Have You Heard Of "Raw Cacao"?
There is much confusion surrounding this terminology that has been abused by marketers and is complicated when applied to cacao. We’ll help you sort through it all here.
Why “raw cacao” in the first place?
“Raw” first became a buzzword for a healthy lifestyle when the concept of dieting with just fruits and vegetables was introduced. As part of a cleanse, eating just high quality and uncooked fruits and vegetables could be enormously beneficial. “Raw” set a standard of requiring that none of the food eaten was heated to above 116 degrees Fahrenheit.
Of course, people naturally wanted to eat chocolate as part of the raw lifestyle, so the concept of “raw chocolate” was introduced. Much industrial cacao is processed with high heat, to achieve uniformity and mask bad flavors from low quality inputs. The sourcing of industrial cacao is also questionable, and “raw cacao” connotes simplicity, quality and purity in the chocolate sourcing. So the idea of “raw chocolate” was enormously popular.

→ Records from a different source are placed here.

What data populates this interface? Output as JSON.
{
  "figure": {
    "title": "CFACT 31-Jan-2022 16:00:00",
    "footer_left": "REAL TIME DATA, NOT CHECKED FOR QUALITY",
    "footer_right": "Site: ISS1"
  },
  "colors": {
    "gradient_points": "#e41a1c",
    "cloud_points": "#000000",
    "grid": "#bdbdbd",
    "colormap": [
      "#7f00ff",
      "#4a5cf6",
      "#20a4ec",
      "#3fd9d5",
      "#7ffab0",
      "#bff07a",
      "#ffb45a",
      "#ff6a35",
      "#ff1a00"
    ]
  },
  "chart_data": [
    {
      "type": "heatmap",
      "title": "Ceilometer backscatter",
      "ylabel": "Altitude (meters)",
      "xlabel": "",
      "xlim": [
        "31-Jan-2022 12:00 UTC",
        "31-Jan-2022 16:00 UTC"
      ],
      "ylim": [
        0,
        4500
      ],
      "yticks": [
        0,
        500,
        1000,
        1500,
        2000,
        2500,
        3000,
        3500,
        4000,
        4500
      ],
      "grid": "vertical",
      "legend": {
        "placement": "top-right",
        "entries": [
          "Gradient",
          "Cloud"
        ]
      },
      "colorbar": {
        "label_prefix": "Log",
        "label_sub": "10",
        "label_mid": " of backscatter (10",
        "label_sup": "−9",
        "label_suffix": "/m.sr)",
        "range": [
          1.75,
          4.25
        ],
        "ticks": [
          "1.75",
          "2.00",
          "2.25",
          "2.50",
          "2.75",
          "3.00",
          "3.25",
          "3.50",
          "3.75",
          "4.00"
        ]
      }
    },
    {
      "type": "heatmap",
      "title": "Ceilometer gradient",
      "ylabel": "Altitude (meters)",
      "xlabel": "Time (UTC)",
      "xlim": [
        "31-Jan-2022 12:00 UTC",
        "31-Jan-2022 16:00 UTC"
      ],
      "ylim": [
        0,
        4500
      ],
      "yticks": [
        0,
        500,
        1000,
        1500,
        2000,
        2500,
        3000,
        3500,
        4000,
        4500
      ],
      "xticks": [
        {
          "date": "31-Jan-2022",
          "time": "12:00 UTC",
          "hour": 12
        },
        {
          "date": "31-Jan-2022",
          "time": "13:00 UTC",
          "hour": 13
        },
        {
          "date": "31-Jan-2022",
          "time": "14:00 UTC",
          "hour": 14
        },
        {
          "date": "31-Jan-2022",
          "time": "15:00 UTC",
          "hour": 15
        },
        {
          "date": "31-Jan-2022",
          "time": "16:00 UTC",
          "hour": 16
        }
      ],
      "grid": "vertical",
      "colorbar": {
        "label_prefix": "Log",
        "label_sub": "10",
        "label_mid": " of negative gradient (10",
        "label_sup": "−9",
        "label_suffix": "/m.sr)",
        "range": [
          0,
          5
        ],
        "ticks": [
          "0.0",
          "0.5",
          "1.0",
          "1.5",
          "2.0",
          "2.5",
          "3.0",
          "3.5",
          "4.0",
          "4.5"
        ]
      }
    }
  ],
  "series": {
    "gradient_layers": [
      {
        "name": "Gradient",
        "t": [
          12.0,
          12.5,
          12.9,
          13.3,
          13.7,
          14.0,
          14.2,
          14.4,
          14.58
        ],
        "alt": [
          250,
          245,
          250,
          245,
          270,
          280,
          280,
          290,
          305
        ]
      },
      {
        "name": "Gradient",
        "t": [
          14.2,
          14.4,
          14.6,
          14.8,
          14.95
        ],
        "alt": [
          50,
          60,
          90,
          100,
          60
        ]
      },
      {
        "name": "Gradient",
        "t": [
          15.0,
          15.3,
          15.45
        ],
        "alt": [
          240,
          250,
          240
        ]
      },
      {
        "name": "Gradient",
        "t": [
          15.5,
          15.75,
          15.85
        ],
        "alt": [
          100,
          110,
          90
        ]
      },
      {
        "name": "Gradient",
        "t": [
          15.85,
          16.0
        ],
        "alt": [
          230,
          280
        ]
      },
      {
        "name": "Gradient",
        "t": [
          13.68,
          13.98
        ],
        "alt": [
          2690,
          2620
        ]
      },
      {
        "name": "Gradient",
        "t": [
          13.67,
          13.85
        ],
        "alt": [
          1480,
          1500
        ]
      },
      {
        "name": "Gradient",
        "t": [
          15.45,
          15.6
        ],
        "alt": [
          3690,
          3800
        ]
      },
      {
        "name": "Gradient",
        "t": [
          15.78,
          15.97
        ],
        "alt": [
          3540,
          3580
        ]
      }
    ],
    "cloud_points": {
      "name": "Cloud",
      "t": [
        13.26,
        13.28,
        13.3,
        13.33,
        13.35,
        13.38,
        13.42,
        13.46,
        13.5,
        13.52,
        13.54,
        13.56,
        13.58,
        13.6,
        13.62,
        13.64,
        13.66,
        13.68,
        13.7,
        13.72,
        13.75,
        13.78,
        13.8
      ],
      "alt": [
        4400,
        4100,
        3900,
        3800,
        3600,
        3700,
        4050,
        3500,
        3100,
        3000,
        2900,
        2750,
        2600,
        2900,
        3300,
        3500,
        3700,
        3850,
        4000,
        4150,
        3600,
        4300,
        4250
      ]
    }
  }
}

However, as you’ll learn soon, while the concept of “raw” works great for fruits and vegetables, it is very problematic when applied to cacao for a number of reasons. We’ll break those down here.
The Taste of Chocolate Can’t Technically Be Raw
It is VERY rare to find truly raw cacao. Most modern cacao is fermented after it is harvested, and the fermentation temperatures need to reach 124F for proper flavor development, which is beyond the raw threshold of 116F.
This simple understanding of the fermentation process makes it clear that “raw cacao” is misleading marketing, from a technical perspective. We’ve met people who claim all their cacao never exceeds the 116F threshold during fermentation. We find this to be a very unlikely and unverifiable claim, as cacao fermentation is typically conducted in wooden boxes, and continuous monitoring for a full week would be prohibitive. Does the company get rid of the perfectly good cacao if it exceeds 116F?
Cacao Actually Does Quite Well With Heat
The raw foods temperature threshold of 116F was developed specifically to protect certain enzymes and compounds that are present in uncooked fruits and vegetables. Both fruits and vegetables have a high water content. Dried cacao beans, on the other hand, have a water content of less than 8%. As a result, cacao actually does quite well with heat, and instead of losing potency when heated, it undergoes an alchemical activation when they are roasted.
Roasting brings out the flavor of the cacao beans, and dries out the remaining moisture. We highly recommend eating a raw cacao bean side by side with a roasted cacao bean - the flavor difference is enormous.
While un-roasted cacao is certainly an improvement over industrial cacao roasting which uses high temperatures to create uniform results out of inferior cacao inputs, it's missing the magic and the flavor that the fire element introduces. We believe strongly that making good ceremonial cacao involves taking the cacao through a four element transformation as we work with it, including fire, air, earth, and water. So of course, we can't leave out the fire!
Indigenous Wisdom: It’s All About Balance.
Indigenous peoples of the Americas have been working with cacao for many hundreds of years. In no instance have we found “raw cacao” practices. In fact, we’ve encountered a celebration of the process bringing the alchemy of the fire element into chocolate making. Indigenous cacao traditions all over central and south America toast their cacao at low temperatures using a clay comal and the coals from an open fire. We believe there is wisdom in these indigenous preparations of cacao, so we too lightly toast our cacao, so it is not raw.
The key here is balance. Roasting cacao beans is a very delicate process, and it is true that overheating them will damage them. It takes enormous skill to roast cacao beans using traditional methods, which is why the elders of the community were tasked with carefully stirring and rotating the cacao as it was being roasted to prevent any of the beans from burning.
The same applies to modern chocolate making - with premium quality beans, there is no need for high temperatures. Just a low temperature roast is sufficient to activate the cacao beans and introduce so much delightful flavor into the chocolate making process. As we’re sure you’ll experience from our finished product and the many reviews on our website, our low temperature roast does not negatively affect the energetic integrity of the cacao.
See our article on the Cacao Elemental Spiral to learn why ceremonial cacao requires a proper balancing of the four elements of earth, water, fire, and air. For ceremonial cacao we use only the minimal heat needed to bring out the natural flavors in our premium cacao.
Purity of Process
We’ve also found that people associate much more than temperature with the word raw. It implies a level of purity and connection in the chocolate making process.
We fully support and practice this ourselves, but we choose not to call it raw, because of everything we described above, there’s already a lot to unpack with that word. Rather, the purity of process and integrity in sourcing is part of our definition for ceremonial cacao.